La luna e il vino: la tradizione delle fasi lunari
Per secoli, prima dell’avvento della tecnologia moderna, i viticoltori di Valdobbiadene hanno regolato il lavoro nei campi seguendo il calendario lunare. Ancora oggi, molte cantine storiche mantengono vive queste pratiche, convinte che i cicli astrali influenzino la linfa delle piante e la qualità finale del vino.
La potatura e la vendemmia
Questa sensibilità verso i ritmi della natura si riflette perfettamente nelle pratiche di potatura e gestione della vigna. Durante la fase di luna calante, ad esempio, la linfa delle piante tende a scendere verso le radici; si tratta del momento invernale ideale per effettuare i tagli di potatura, poiché la vite si trova in una sorta di riposo energetico e soffre molto meno l’intervento dell’uomo. Al contrario, la luna crescente stimola la risalita dei fluidi, favorendo lo sviluppo vegetativo e la successiva fioritura dei germogli. Si tratta di transiti cosmici delicati che oggi molti produttori, specialmente quelli attenti alla viticoltura biologica e biodinamica, monitorano costantemente non solo per programmare i trattamenti naturali sul terreno, ma talvolta persino per stabilire i giorni esatti in cui avviare la raccolta dei grappoli.

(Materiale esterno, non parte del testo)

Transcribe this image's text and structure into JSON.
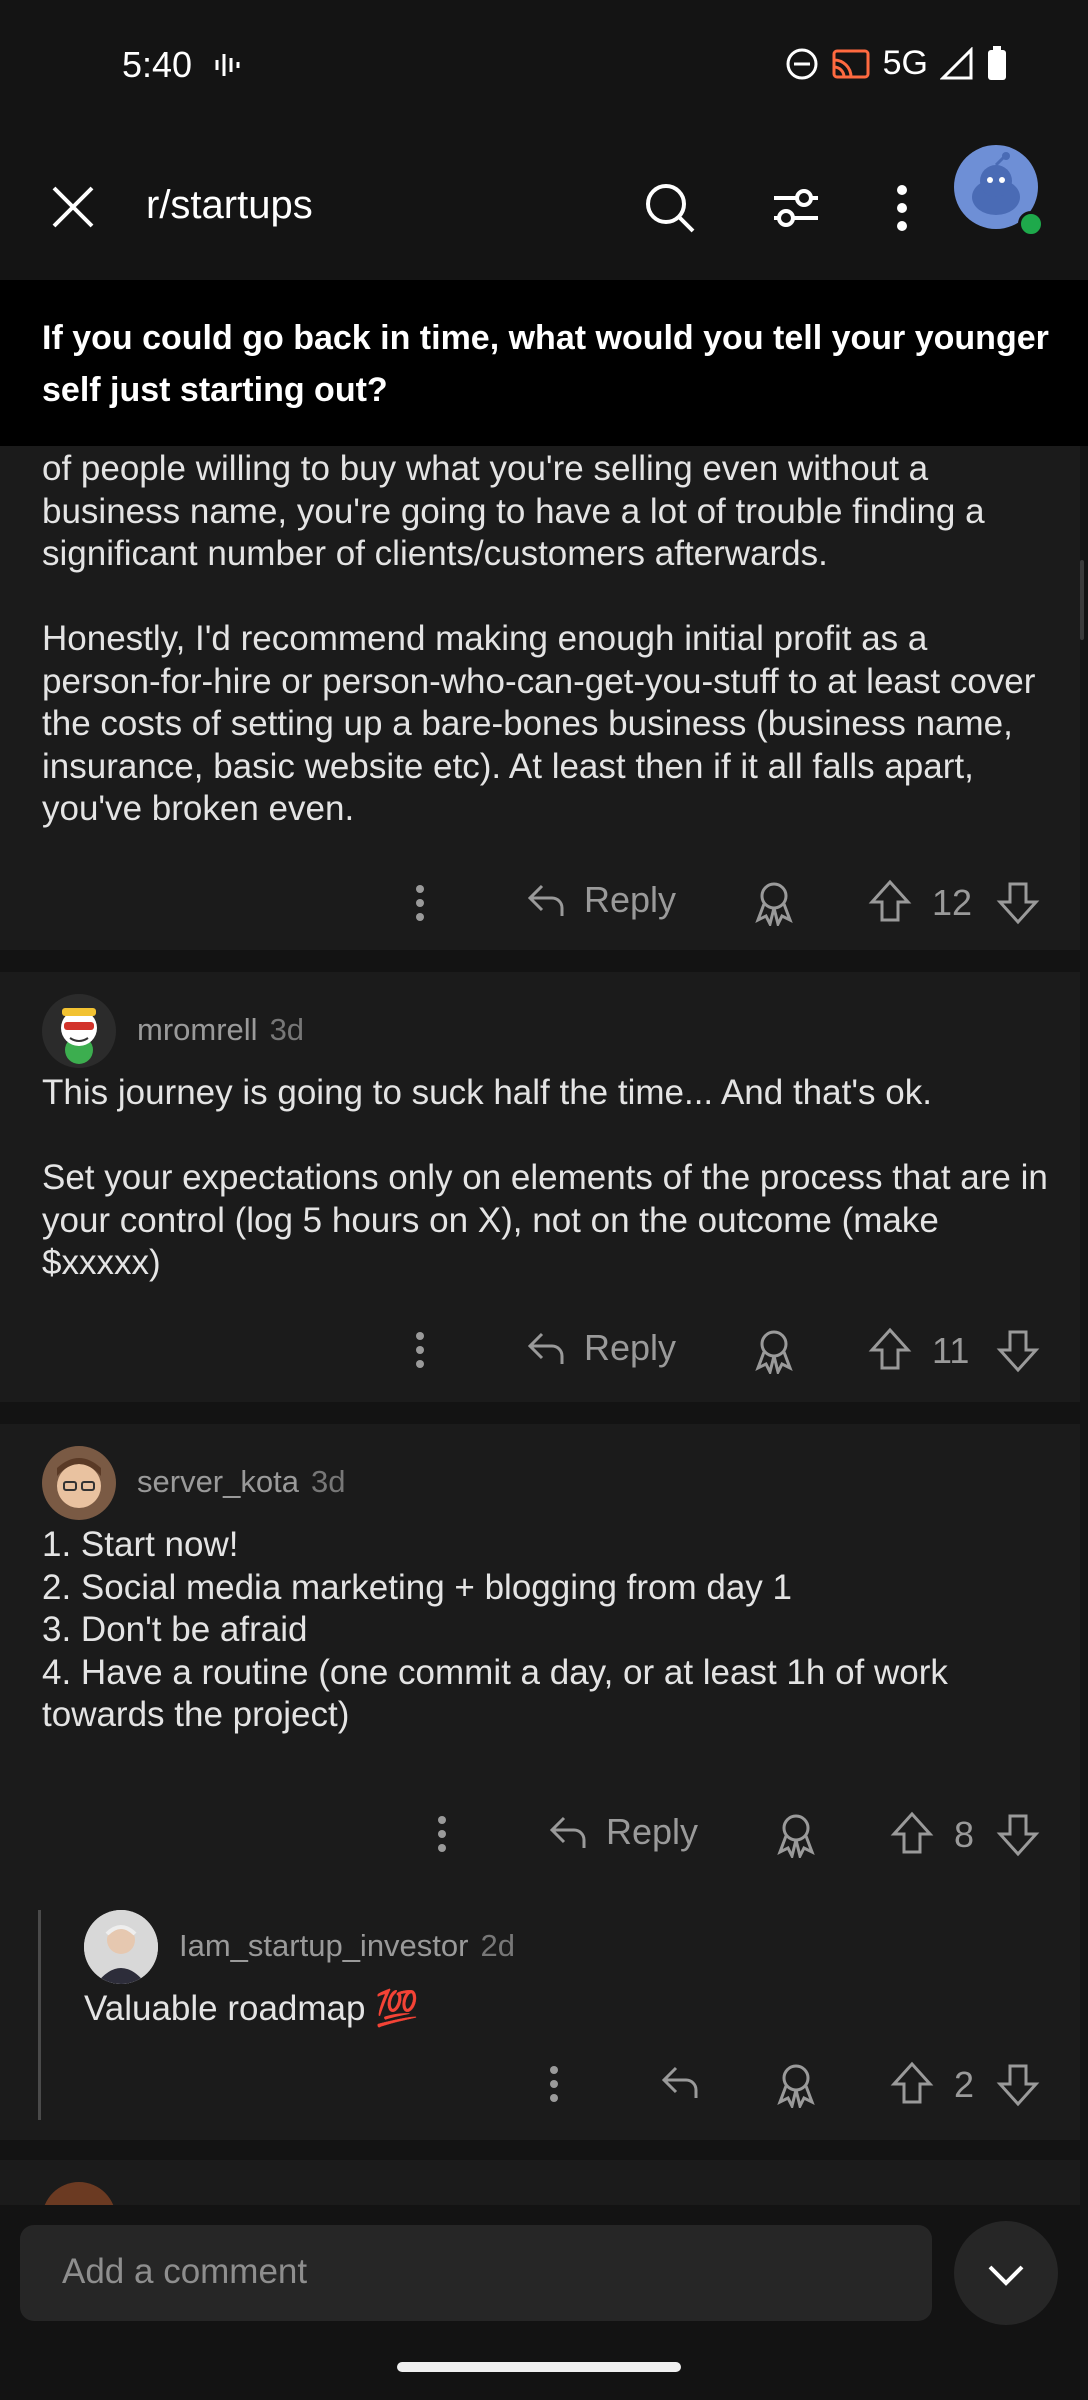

L’imbottigliamento del prosecco col fondo
Il legame più celebre tra il Prosecco e gli astri si ritrova nel tradizionale Prosecco col Fondo (rifermentato in bottiglia). Secondo la tradizione contadina, l’imbottigliamento deve avvenire rigorosamente con la luna calante di marzo o aprile per favorire una fermentazione naturale lenta, limpida e senza sgradite sorprese pressorie.

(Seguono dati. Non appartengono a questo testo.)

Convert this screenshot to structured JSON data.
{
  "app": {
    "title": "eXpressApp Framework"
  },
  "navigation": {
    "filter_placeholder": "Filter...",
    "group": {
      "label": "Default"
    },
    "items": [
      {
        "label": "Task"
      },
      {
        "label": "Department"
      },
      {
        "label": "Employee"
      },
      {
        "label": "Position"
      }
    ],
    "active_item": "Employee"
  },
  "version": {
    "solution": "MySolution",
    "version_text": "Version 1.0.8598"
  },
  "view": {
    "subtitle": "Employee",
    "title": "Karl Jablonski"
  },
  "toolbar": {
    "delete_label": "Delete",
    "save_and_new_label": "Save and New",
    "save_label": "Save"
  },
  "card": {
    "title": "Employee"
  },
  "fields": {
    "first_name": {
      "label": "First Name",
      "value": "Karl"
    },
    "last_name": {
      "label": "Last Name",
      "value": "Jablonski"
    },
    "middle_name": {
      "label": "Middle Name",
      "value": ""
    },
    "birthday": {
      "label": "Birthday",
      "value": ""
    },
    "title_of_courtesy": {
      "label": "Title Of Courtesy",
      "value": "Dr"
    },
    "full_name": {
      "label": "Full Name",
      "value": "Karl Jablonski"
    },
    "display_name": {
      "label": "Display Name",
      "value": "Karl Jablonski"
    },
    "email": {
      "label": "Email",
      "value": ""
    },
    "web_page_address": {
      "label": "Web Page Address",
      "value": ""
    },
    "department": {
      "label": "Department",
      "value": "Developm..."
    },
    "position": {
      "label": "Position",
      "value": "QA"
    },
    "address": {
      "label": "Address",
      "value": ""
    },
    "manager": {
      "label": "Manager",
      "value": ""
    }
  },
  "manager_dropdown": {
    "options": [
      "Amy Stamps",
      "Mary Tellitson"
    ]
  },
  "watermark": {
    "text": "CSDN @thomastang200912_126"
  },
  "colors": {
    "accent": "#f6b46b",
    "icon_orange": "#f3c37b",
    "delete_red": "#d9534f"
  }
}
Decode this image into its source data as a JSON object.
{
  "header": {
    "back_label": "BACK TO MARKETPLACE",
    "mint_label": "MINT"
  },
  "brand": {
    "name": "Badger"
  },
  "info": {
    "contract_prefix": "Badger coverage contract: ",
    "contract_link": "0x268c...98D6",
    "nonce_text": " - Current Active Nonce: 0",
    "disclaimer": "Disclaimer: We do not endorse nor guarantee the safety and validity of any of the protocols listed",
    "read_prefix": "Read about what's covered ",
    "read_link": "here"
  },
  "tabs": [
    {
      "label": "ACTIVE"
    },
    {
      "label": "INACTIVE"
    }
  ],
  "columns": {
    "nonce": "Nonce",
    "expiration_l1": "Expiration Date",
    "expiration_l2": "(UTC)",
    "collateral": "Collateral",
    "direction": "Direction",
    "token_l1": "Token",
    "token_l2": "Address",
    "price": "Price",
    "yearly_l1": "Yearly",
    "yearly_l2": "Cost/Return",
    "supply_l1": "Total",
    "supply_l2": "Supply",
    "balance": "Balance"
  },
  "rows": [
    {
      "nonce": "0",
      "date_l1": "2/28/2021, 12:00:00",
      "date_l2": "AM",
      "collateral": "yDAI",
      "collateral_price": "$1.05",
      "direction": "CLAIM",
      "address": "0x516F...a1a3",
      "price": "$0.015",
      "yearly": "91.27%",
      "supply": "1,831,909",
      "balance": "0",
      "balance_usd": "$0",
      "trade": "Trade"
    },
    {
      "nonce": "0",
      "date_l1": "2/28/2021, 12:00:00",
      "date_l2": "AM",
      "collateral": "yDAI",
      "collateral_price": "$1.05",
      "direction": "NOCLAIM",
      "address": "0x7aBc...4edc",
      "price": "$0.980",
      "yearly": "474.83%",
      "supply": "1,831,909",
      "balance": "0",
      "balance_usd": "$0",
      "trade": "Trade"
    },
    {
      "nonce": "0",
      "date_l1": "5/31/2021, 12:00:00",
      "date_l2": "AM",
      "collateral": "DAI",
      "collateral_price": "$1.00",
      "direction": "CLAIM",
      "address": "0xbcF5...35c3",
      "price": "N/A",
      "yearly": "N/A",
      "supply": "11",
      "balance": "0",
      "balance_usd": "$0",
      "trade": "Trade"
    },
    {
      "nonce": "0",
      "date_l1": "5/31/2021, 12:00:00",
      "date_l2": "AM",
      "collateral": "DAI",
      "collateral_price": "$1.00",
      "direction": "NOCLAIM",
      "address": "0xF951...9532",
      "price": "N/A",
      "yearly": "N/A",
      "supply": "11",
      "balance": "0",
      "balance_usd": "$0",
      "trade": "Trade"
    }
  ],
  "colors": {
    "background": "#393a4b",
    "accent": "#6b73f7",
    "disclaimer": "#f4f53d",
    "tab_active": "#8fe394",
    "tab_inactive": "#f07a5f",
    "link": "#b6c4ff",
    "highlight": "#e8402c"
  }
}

Calici di Stelle: quando il vino incontra l’astronomia
Questo legame indissolubile tra il calice e la galassia trova la sua massima espressione culturale in Calici di Stelle, l’iconico evento estivo nazionale organizzato dall’Associazione Nazionale Città del Vino e dal Movimento Turismo del Vino.
Ogni anno, nel cuore dell’estate e in concomitanza con lo spettacolare passaggio delle Perseidi (le celebri stelle cadenti a ridosso della notte di San Lorenzo), le colline di Conegliano e Valdobbiadene si trasformano in un palcoscenico a cielo aperto. Cantine storiche, piazze, castelli e borghi medievali aprono le loro porte a visitatori ed enoturisti per celebrare l’incontro tra il buon bere e il firmamento.
Oltre alle tradizionali degustazioni guidate del Prosecco e ai momenti di musica dal vivo, l’iniziativa offre un’esperienza davvero unica: molti comuni del territorio mettono infatti a disposizione del pubblico dei telescopi e, grazie alla guida di esperti astrofili, si possono osservare da vicino le costellazioni e comprendere a fondo come il ciclo astrale e lunare abbia da sempre influenzato l’agricoltura locale.
Quando il vino tocca il cielo
La conformazione stessa del territorio (Patrimonio dell’Umanità UNESCO) con i loro ripidi filari “eroici” che si rincorrono verso l’alto, regala la sensazione che le viti si arrampichino sulle colline fino a “toccare” il cielo.
Il Prosecco di Valdobbiadene, oltre ad essere una magistrale combinazione di combinazione di zuccheri e acidità, rappresenta l’essenza di un ecosistema che rispetta i ritmi della natura e dell’universo; Un vero e proprio viaggio emozionale capace di collegare la terra al firmamento.